Earl Moxam, Senior Gleaner Writer

DR. E. NIGEL HARRIS, the incoming Vice-Chancellor of the University of the West Indies (UWI), has identified the large gender gap at the regional institution as an area of deep concern which he would like to address.

At the Mona campus in Jamaica enrolment for the 2003/2004 academic year stands at 12,467. Of that number, 9,022 are women as against 3,445 men.

Throughout the university system, women outnumber the men. At the Cave Hill campus in Barbados enrolment for 2002/2003 stood at 4,336 with females accounting for 2,927 and the men taking 1,436 places. St. Augustine in Trinidad & Tobago had an enrolment of 5,141 female students to 3,488 men in 2002/2003.

Dr. Harris said it was important to investigate whether there were cultural influences that affect one (gender) and not the other.

"I think it has some influence on the sort of crime one sees in the inner-city communities. Somehow the young men feel that the opportunities are not available to them to enable them to stay in school and achieve the sort of productive life that they might," Dr. Harris told The Sunday Gleaner in a recent interview.

Up to December 12, 2003, the Mona campus had 2,582 students reading for certificates, diplomas and degrees for the year. Of that number 1,929 are female and 653 male. Among them, 1,781 graduated with a first degree ­ 1,342 women and 439 men. But this is nothing new to Dr. Harris.

Referring to the Atlanta-based Morehouse School of Medicine where he currently is the Dean, he revealed that 70 per cent of the students are women. "This is a phenomenon that one is seeing everywhere. It requires its own study and scholarship. It is a problem that is primary and urgent," he said.

TRANSFORMATION

Starting August 1 this year, when he takes up his new assignment, succeeding Professor Rex Nettleford, the new Vice Chancellor will have an opportunity to guide the hoped-for transformation. The job of Vice Chancellor is one, he said, that he was looking forward to, having longed for an opportunity to contribute to the development of the region.

"My life has taken me in many different directions around the world, but I've always felt a little guilty about not giving enough to my part of the world ­ the Caribbean. So it's a great opportunity and I'm excited about it," he said.

But Dr. Harris is not under-estimating the enormity of the challenge of guiding the further development of the regional university, describing it "as a very complex organisational structure."

Winning the collaboration of the various stakeholders in the institution, he said, would be critical to the success of his mission ­ one that he asserted he was ready to take on.
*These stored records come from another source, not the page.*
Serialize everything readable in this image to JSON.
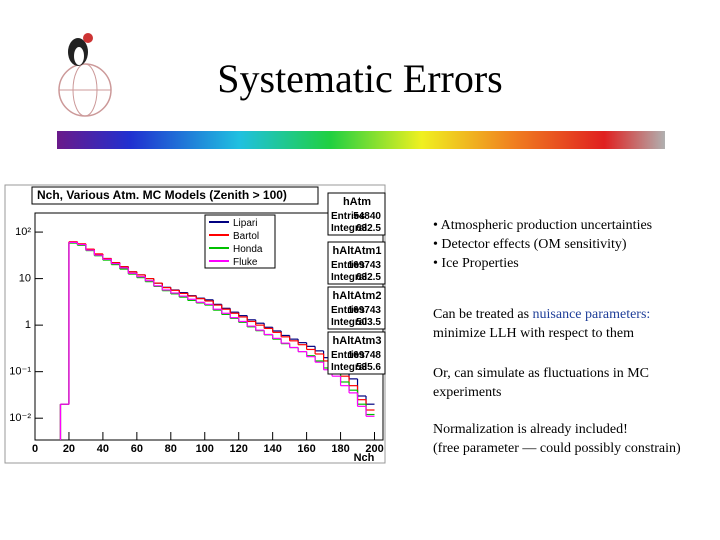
{
  "slide": {
    "title": "Systematic Errors",
    "bullets": [
      "• Atmospheric production uncertainties",
      "• Detector effects (OM sensitivity)",
      "• Ice Properties"
    ],
    "paragraphs": [
      [
        [
          "Can be treated as ",
          {
            "text": "nuisance parameters:",
            "color": "#1f3f99"
          }
        ],
        [
          "minimize LLH with respect to them"
        ]
      ],
      [
        [
          "Or, can simulate as fluctuations in MC"
        ],
        [
          "experiments"
        ]
      ],
      [
        [
          "Normalization is already included!"
        ],
        [
          "(free parameter — could possibly constrain)"
        ]
      ]
    ],
    "stat_boxes": [
      {
        "name": "hAtm",
        "rows": [
          {
            "label": "Entries",
            "value": 54840
          },
          {
            "label": "Integral",
            "value": 632.5
          }
        ]
      },
      {
        "name": "hAltAtm1",
        "rows": [
          {
            "label": "Entries",
            "value": 169743
          },
          {
            "label": "Integral",
            "value": 632.5
          }
        ]
      },
      {
        "name": "hAltAtm2",
        "rows": [
          {
            "label": "Entries",
            "value": 169743
          },
          {
            "label": "Integral",
            "value": 503.5
          }
        ]
      },
      {
        "name": "hAltAtm3",
        "rows": [
          {
            "label": "Entries",
            "value": 169748
          },
          {
            "label": "Integral",
            "value": 535.6
          }
        ]
      }
    ]
  },
  "chart_data": {
    "type": "histogram",
    "title": "Nch, Various Atm. MC Models (Zenith > 100)",
    "x_label": "Nch",
    "bins": [
      15,
      20,
      25,
      30,
      35,
      40,
      45,
      50,
      55,
      60,
      65,
      70,
      75,
      80,
      85,
      90,
      95,
      100,
      105,
      110,
      115,
      120,
      125,
      130,
      135,
      140,
      145,
      150,
      155,
      160,
      165,
      170,
      175,
      180,
      185,
      190,
      195,
      200
    ],
    "series": [
      {
        "name": "Lipari",
        "color": "#000080",
        "values": [
          0.02,
          60,
          55,
          42,
          33,
          27,
          22,
          18,
          14,
          12,
          10,
          8,
          6.5,
          5.7,
          5,
          4.3,
          3.8,
          3.5,
          2.8,
          2.3,
          1.9,
          1.6,
          1.3,
          1.1,
          0.9,
          0.75,
          0.6,
          0.5,
          0.42,
          0.35,
          0.28,
          0.2,
          0.15,
          0.1,
          0.07,
          0.03,
          0.02
        ]
      },
      {
        "name": "Bartol",
        "color": "#ff0000",
        "values": [
          0.02,
          62,
          56,
          43,
          34,
          27,
          22,
          18,
          14,
          12,
          10,
          8,
          6.4,
          5.6,
          4.8,
          4.2,
          3.7,
          3.3,
          2.7,
          2.2,
          1.8,
          1.5,
          1.2,
          1.0,
          0.85,
          0.7,
          0.56,
          0.46,
          0.38,
          0.3,
          0.24,
          0.17,
          0.12,
          0.08,
          0.05,
          0.025,
          0.015
        ]
      },
      {
        "name": "Honda",
        "color": "#00c000",
        "values": [
          0.02,
          58,
          52,
          40,
          31,
          25,
          20,
          16,
          12.5,
          10.5,
          8.6,
          6.8,
          5.5,
          4.7,
          4,
          3.4,
          3,
          2.7,
          2.1,
          1.7,
          1.4,
          1.15,
          0.92,
          0.76,
          0.62,
          0.5,
          0.4,
          0.33,
          0.27,
          0.22,
          0.17,
          0.12,
          0.09,
          0.06,
          0.04,
          0.02,
          0.012
        ]
      },
      {
        "name": "Fluke",
        "color": "#ff00ff",
        "values": [
          0.02,
          60,
          54,
          41,
          32,
          26,
          21,
          17,
          13,
          11,
          9,
          7,
          5.7,
          4.9,
          4.2,
          3.6,
          3.1,
          2.8,
          2.2,
          1.8,
          1.45,
          1.2,
          0.95,
          0.78,
          0.63,
          0.52,
          0.41,
          0.33,
          0.27,
          0.21,
          0.16,
          0.11,
          0.08,
          0.05,
          0.035,
          0.018,
          0.011
        ]
      }
    ],
    "xlim": [
      0,
      205
    ],
    "xticks": [
      0,
      20,
      40,
      60,
      80,
      100,
      120,
      140,
      160,
      180,
      200
    ],
    "ylim": [
      0.0034,
      257
    ],
    "yticks": [
      {
        "value": 100,
        "label": "10²"
      },
      10,
      1,
      {
        "value": 0.1,
        "label": "10⁻¹"
      },
      {
        "value": 0.01,
        "label": "10⁻²"
      }
    ],
    "log_y": true
  }
}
The 57-year-old native of Guyana studied extensively in the United States before returning to the Caribbean in the mid-70s to do his medical residency at the University Hospital of the West Indies at Mona.

He later went to England for five years where he was involved in research in lupus, an interest that he developed while working in Jamaica. From there he returned to the United States in the 1980s where he spent six years at the University of Louisville in Kentucky, advancing to a professorship. It was during the mid-90s that he was invited to take up the position of Dean of the School of Medicine at Morehouse College, a largely black institution. Describing himself as somebody who has wandered through academic life over more than 35 years, Dr. Harris told The Sunday Gleaner that he was now ready to share that experience with the people of the Caribbean.

With his background in research, the incoming Vice-Chancellor said that he was interested in promoting that aspect of the university's work, but wanted the institution to go beyond mere research to playing a more influential role in West Indian society.

The UWI, he said, had an opportunity to transform the whole education system to create a new generation of discoverers, even from kindergarten; a new generation of people who will be managers, political leaders, people who will influence policy, and who will influence new discoveries in information technology.